Etymologically unsettled, 'territory' derives from both terra (earth) and terre (to frighten) whence territorium, 'a place from which people are frightened off.So what? Only the first etymology is commonly accepted. The second one is used only by worthless shitheads writing nonsense.
The colonialist demand for narrative carries, within it, its threatening reversal: Tell us why we are here.No colonist has ever made such a futile and unprofitable demand. A bunch of guys who are colonising your country keep killing those who oppose them and taking their cool stuff. It is fucking obvious why the coloniser is doing this. It's coz he likes cool stuff and wants more of the same.
It is this echo that reveals that the other side of narcissistic authority may be the paranoia of power; a desire for 'authorization' in the face of a process of cultural differentiation which makes it problematic to fix the native objects of colonial power as the moralized 'others' of truth.Fuck off. Trump is narcissistic and has authority. He has no desire for any further 'authorization' in the face of 'a process of cultural differentiation'- for example between himself and Justin Trudeau or Angela Merkel.

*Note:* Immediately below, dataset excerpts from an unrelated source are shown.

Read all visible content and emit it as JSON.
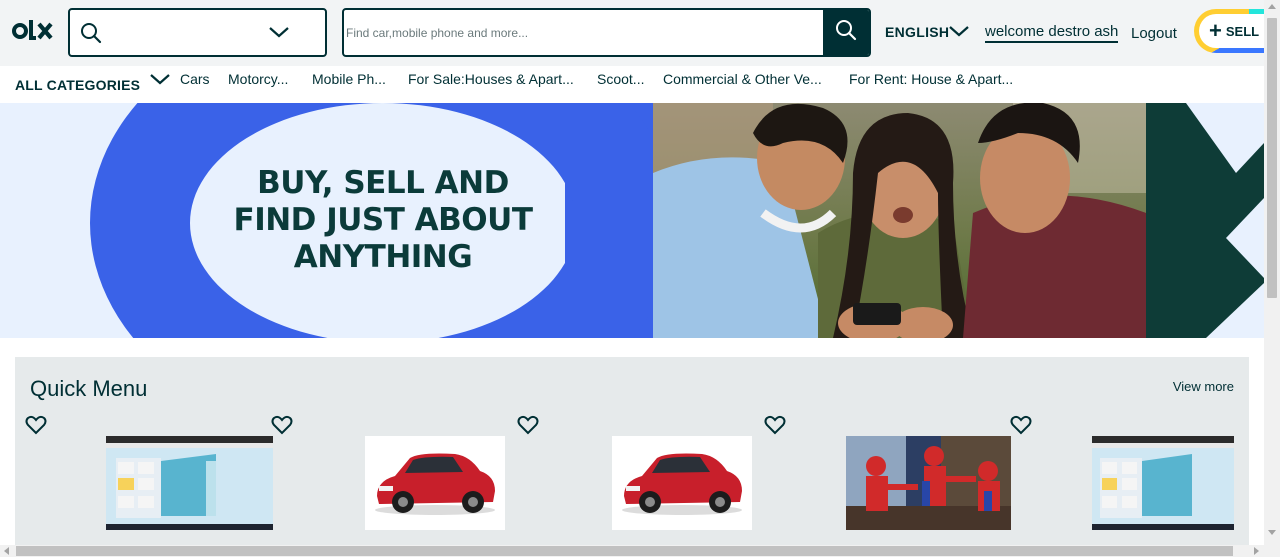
{
  "colors": {
    "brand_dark": "#002f34",
    "header_bg": "#f2f4f5",
    "banner_blue": "#3a62e8",
    "banner_light": "#e8f1fe",
    "quick_bg": "#e6eaeb"
  },
  "header": {
    "logo_icon": "olx-logo",
    "location_search_icon": "search-icon",
    "location_dropdown_icon": "chevron-down-icon",
    "search": {
      "placeholder": "Find car,mobile phone and more...",
      "value": ""
    },
    "search_button_icon": "search-icon",
    "language": "ENGLISH",
    "welcome": "welcome destro ash",
    "logout": "Logout",
    "sell_label": "SELL",
    "sell_icon": "plus-icon"
  },
  "categories": {
    "all_label": "ALL CATEGORIES",
    "items": [
      "Cars",
      "Motorcy...",
      "Mobile Ph...",
      "For Sale:Houses & Apart...",
      "Scoot...",
      "Commercial & Other Ve...",
      "For Rent: House & Apart..."
    ]
  },
  "banner": {
    "headline_lines": [
      "BUY, SELL AND",
      "FIND JUST ABOUT",
      "ANYTHING"
    ]
  },
  "quick_menu": {
    "title": "Quick Menu",
    "view_more": "View more",
    "items": [
      {
        "image": "app-screenshot",
        "icon": "heart-icon"
      },
      {
        "image": "red-hatchback-car",
        "icon": "heart-icon"
      },
      {
        "image": "red-hatchback-car",
        "icon": "heart-icon"
      },
      {
        "image": "spiderman-meme",
        "icon": "heart-icon"
      },
      {
        "image": "app-screenshot",
        "icon": "heart-icon"
      }
    ]
  }
}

It may be that some clergymen and pedagogues and Grub street hacks spent a little time justifying or decrying Colonial policies. But they had zero influence or impact. Either the thing was profitable, in which case it continued, sometimes under a different name; or it was unprofitable, in which case, sooner rather than later, the thing was scrapped.

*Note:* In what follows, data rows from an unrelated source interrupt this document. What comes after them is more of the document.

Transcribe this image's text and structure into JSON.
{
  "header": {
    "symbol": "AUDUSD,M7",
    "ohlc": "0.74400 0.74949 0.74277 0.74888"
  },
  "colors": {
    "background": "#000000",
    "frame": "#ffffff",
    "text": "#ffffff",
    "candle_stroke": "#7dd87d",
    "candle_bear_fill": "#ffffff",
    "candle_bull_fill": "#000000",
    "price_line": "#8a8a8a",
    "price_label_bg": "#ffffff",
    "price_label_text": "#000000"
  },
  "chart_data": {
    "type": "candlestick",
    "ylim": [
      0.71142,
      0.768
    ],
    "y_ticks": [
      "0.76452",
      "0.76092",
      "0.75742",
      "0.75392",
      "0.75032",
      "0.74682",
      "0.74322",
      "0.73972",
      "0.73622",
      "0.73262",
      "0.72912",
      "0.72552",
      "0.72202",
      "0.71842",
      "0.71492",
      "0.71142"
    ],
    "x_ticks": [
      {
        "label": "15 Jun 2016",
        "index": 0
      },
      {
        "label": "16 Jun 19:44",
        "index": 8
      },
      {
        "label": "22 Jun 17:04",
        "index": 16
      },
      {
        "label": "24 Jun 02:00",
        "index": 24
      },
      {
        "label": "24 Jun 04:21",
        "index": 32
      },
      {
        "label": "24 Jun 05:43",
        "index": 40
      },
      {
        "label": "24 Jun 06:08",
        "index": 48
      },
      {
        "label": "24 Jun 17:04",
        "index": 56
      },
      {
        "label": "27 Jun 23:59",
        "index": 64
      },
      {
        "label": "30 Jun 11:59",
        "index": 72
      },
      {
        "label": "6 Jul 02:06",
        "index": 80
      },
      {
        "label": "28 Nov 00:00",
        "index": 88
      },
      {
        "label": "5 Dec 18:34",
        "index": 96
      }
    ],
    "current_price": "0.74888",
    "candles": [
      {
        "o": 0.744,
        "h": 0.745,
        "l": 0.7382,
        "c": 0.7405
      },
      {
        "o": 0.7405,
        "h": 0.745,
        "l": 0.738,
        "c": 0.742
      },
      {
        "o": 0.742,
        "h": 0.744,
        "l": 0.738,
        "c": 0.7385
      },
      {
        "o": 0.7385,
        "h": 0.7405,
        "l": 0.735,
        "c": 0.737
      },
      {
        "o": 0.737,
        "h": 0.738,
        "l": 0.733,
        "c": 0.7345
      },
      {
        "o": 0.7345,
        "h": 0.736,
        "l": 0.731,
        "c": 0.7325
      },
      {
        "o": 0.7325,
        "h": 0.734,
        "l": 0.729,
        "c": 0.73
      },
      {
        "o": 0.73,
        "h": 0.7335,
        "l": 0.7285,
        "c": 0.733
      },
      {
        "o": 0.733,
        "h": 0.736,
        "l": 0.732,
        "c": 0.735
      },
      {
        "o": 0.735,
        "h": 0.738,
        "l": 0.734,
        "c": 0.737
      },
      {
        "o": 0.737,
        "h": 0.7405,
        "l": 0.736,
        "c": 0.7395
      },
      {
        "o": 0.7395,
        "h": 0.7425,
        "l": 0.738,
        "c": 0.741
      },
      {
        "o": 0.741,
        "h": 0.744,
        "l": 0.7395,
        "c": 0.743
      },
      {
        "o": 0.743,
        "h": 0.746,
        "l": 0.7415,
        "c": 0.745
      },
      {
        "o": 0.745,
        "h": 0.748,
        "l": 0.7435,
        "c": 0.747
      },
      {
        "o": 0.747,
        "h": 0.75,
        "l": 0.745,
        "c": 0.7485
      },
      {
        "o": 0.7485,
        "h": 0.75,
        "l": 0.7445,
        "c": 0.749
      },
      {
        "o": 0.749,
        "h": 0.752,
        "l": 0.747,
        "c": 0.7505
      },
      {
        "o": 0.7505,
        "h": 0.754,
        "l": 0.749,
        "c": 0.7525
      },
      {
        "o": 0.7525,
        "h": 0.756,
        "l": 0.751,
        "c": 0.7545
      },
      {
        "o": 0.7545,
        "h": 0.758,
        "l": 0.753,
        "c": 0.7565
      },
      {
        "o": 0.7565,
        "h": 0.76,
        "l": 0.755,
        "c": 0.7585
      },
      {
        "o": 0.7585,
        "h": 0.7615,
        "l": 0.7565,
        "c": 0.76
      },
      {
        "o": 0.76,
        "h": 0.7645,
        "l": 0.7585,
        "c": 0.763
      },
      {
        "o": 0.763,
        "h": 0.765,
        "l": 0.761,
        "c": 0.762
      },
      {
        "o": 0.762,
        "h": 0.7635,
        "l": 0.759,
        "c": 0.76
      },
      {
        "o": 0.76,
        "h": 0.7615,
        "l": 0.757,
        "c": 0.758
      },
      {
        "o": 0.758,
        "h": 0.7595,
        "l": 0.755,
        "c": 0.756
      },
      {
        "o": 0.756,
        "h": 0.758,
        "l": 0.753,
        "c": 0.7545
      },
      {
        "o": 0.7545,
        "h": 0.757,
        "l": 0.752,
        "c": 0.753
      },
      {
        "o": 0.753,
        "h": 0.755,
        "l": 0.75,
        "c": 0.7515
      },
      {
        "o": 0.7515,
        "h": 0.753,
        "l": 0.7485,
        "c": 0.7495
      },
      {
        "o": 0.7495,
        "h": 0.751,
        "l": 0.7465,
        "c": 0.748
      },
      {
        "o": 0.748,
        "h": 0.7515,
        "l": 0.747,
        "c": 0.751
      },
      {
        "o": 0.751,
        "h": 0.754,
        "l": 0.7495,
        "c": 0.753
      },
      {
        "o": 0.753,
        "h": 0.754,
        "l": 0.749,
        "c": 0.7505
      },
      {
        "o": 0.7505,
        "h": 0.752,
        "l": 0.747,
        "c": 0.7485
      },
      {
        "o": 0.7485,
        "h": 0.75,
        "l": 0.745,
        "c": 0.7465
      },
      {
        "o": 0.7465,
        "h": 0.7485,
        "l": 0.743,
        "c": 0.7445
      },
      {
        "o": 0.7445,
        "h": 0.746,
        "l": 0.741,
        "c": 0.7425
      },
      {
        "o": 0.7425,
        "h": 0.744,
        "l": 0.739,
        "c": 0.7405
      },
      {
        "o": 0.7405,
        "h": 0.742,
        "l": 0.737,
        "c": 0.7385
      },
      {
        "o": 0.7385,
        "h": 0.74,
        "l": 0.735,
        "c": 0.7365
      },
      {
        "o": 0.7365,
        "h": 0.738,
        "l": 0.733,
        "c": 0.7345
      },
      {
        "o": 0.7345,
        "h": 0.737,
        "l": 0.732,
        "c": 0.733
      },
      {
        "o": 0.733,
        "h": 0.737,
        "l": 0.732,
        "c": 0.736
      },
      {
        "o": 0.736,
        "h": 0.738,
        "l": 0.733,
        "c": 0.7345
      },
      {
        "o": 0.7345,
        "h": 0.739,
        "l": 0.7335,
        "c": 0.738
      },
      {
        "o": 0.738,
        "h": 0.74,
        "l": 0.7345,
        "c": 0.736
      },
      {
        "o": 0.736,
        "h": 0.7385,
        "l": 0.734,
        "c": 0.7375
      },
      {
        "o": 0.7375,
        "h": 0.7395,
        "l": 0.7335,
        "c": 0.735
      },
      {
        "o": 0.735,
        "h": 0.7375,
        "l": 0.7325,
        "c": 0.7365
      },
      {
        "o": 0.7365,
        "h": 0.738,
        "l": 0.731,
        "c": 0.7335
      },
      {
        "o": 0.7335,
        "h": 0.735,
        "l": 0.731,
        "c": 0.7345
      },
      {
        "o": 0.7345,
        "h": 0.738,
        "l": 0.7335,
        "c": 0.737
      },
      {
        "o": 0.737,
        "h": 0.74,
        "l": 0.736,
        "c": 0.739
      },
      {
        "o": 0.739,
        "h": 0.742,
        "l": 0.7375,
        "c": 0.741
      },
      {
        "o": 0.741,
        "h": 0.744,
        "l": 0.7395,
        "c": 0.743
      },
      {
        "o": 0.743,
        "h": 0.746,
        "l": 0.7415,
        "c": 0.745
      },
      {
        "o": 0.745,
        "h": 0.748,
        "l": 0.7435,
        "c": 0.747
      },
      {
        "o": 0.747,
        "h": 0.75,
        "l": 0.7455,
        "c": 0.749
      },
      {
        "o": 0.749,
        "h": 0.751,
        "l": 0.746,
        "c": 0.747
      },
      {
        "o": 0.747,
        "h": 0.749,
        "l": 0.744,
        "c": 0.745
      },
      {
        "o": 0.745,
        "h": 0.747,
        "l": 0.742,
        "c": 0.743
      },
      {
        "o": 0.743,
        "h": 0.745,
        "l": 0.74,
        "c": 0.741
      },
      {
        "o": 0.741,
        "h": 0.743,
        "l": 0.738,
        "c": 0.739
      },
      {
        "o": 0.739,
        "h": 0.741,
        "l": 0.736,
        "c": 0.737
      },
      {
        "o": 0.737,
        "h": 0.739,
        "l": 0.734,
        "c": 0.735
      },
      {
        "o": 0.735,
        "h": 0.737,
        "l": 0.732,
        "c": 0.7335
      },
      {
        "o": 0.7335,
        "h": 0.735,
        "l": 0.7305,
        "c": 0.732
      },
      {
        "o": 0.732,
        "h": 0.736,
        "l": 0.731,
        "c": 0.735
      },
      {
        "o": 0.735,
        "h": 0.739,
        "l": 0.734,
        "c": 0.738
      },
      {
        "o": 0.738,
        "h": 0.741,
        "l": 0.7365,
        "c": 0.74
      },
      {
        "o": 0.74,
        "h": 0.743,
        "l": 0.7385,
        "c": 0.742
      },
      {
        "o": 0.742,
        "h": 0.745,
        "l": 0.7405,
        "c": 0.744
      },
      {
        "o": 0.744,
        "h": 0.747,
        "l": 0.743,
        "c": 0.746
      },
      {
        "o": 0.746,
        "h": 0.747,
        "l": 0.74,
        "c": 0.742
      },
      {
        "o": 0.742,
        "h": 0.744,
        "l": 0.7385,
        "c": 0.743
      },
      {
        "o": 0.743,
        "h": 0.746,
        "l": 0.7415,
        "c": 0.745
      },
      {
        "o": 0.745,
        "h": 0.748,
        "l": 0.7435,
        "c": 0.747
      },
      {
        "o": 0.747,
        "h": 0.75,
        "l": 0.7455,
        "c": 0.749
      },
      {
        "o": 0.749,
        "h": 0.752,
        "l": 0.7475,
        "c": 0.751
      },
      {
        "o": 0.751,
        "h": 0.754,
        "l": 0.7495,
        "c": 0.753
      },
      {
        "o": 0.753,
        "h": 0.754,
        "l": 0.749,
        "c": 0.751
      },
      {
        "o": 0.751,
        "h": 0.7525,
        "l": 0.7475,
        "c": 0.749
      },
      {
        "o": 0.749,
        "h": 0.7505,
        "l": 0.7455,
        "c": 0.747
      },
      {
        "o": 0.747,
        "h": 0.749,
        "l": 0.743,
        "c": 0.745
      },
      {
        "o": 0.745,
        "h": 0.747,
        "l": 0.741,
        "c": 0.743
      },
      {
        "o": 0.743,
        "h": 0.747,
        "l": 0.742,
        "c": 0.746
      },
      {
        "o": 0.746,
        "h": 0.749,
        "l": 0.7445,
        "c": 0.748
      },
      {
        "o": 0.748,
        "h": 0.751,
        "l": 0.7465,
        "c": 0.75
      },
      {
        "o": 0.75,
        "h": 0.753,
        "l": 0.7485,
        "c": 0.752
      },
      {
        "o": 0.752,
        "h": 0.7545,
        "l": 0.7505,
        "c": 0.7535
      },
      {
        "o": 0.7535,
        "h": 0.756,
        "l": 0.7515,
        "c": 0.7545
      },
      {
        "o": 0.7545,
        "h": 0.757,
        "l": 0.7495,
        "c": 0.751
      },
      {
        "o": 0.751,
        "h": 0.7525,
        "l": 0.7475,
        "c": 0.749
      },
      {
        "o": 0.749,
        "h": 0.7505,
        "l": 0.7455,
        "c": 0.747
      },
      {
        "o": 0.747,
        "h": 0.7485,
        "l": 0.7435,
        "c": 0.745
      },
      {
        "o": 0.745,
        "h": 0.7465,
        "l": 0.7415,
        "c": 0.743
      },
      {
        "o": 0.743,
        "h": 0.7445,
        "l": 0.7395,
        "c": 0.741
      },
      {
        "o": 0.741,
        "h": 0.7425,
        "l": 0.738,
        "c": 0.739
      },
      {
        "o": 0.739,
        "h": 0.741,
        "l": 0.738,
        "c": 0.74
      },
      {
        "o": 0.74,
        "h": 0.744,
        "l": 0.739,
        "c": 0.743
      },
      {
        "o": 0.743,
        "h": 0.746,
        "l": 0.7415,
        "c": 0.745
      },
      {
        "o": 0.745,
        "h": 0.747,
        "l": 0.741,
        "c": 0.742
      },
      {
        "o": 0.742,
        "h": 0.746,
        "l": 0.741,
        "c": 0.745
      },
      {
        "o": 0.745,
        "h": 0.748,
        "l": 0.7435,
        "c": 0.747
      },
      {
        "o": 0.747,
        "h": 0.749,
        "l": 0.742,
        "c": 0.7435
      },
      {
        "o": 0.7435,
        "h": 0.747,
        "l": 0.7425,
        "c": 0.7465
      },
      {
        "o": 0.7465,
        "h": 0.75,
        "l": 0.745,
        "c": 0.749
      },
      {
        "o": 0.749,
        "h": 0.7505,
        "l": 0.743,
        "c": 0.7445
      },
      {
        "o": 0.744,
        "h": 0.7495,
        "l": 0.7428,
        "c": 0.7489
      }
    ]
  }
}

The native refusal to unify the authoritarian, colonialist address within the terms of civil engagement gives the subject of colonial authority - father and oppressor - another turn.Did Mahatma Gandhi say 'Daddy, be nice! Stop fucking me in the ass!' to the King Emperor? What about Jomo Kenyatta, or Nkrumah or Ho Chi Minh?
Of course not. Don't be silly.
This ambivalent 'and', always less than one and double, traces the times and spaces between civil address and colonial articulation.No it doesn't. Colonial articulation was about Balance Sheets and Trade Routes and the geopolitical balance of power.

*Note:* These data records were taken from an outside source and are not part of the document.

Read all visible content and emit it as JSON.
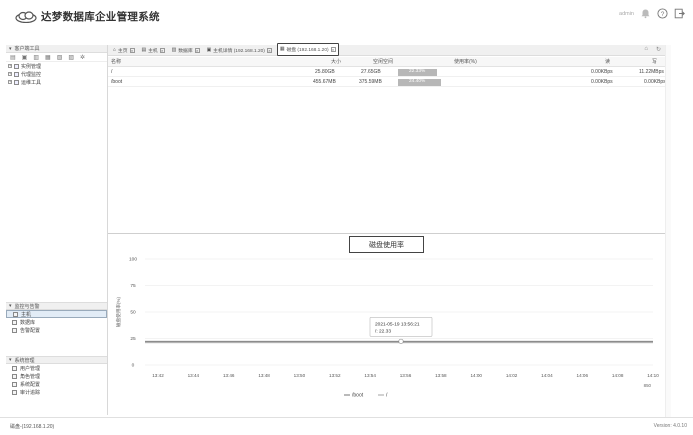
{
  "app": {
    "title": "达梦数据库企业管理系统",
    "user": "admin"
  },
  "icons": {
    "logo": "cloud-logo-icon",
    "bell": "bell-icon",
    "help": "help-icon",
    "logout": "logout-icon"
  },
  "sidebar": {
    "header": "客户端工具",
    "tree": [
      {
        "label": "实例管理"
      },
      {
        "label": "代理监控"
      },
      {
        "label": "运维工具"
      }
    ],
    "monitor": {
      "header": "监控与告警",
      "items": [
        "主机",
        "数据库",
        "告警配置"
      ]
    },
    "system": {
      "header": "系统管理",
      "items": [
        "用户管理",
        "角色管理",
        "系统配置",
        "审计追踪"
      ]
    }
  },
  "tabs": [
    {
      "label": "主页"
    },
    {
      "label": "主机"
    },
    {
      "label": "数据库"
    },
    {
      "label": "主机详情 (192.168.1.20)"
    },
    {
      "label": "磁盘 (192.168.1.20)"
    }
  ],
  "table": {
    "headers": {
      "name": "名称",
      "size": "大小",
      "free": "空闲空间",
      "usage": "使用率(%)",
      "read": "读",
      "write": "写"
    },
    "rows": [
      {
        "name": "/",
        "size": "25.80GB",
        "free": "27.65GB",
        "usage": "22.33%",
        "usage_value": 22.33,
        "read": "0.00KBps",
        "write": "11.22MBps"
      },
      {
        "name": "/boot",
        "size": "455.67MB",
        "free": "375.59MB",
        "usage": "24.40%",
        "usage_value": 24.4,
        "read": "0.00KBps",
        "write": "0.00KBps"
      }
    ]
  },
  "chart_data": {
    "type": "line",
    "title": "磁盘使用率",
    "ylabel": "磁盘使用率(%)",
    "xlabel": "",
    "ylim": [
      0,
      100
    ],
    "yticks": [
      "100",
      "75",
      "50",
      "25",
      "0"
    ],
    "categories": [
      "13:42",
      "13:44",
      "13:46",
      "13:48",
      "13:50",
      "13:52",
      "13:54",
      "13:56",
      "13:58",
      "14:00",
      "14:02",
      "14:04",
      "14:06",
      "14:08",
      "14:10"
    ],
    "series": [
      {
        "name": "/boot",
        "color": "#666666",
        "values": [
          22.3,
          22.3,
          22.3,
          22.3,
          22.3,
          22.3,
          22.3,
          22.3,
          22.3,
          22.3,
          22.3,
          22.3,
          22.3,
          22.3,
          22.3,
          22.3
        ]
      },
      {
        "name": "/",
        "color": "#999999",
        "values": [
          22.33,
          22.33,
          22.33,
          22.33,
          22.33,
          22.33,
          22.33,
          22.33,
          22.33,
          22.33,
          22.33,
          22.33,
          22.33,
          22.33,
          22.33,
          22.33
        ]
      }
    ],
    "tooltip": {
      "time": "2021-05-19 13:56:21",
      "text": "/: 22.33"
    },
    "corner": "850",
    "legend_position": "bottom"
  },
  "status": {
    "left": "磁盘-(192.168.1.20)",
    "right": "Version: 4.0.10"
  }
}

Nothing at all is traced by some ambivalent 'and'- otherwise my saying 'Spivak and Bhabha are shite' would lead to the tracing of all the times and places where they shat themselves at the podium.
The authoritarian demand can now only be justified if it is contained in the language of paranoia.No. If you are as crazy as a bedbug and trying to pretend you are smart, then you utter shite like the above.
The refusal to return and restore the image of authority to the eye of power has to be reinscribed as implacable aggression, assertively coming from without: He hates me. Such justification follows the familiar conjugation of persecutory paranoia. The frustrated wish 'I want him to love me,' turns into its opposite 'I hate him' and thence through projection and the exclusion of the first person, 'He hates me.'Bhabha, you hate literature. You hate the English language. You hate rational discourse. Yet you want to be loved and admired as a savant dealing precisely with these things. But you begin with the precisely the premise that the sex pest on campus strategically deploys- viz. the low man on the totem pole secretly wants to be fucked in the ass. In such cases 'sly civility' don't cut it. Report the fucker and get him Title 9ed off campus. Ruin the fucker's career. Me-too the bastard till he slits his own throat.
Oddly, there have been no such allegations against Bhabha. Dipesh, yes, but not our good little boy from Bombay. Anyway, he wrote this shite before he got to America- where sexual harassment is de rigueur rather than infra dig and associated with people with unpleasant accents or widowed mothers in Cardiff. Still, at least Bhabha didn't jizz in public. That was civility- even if he was doing it on the sly.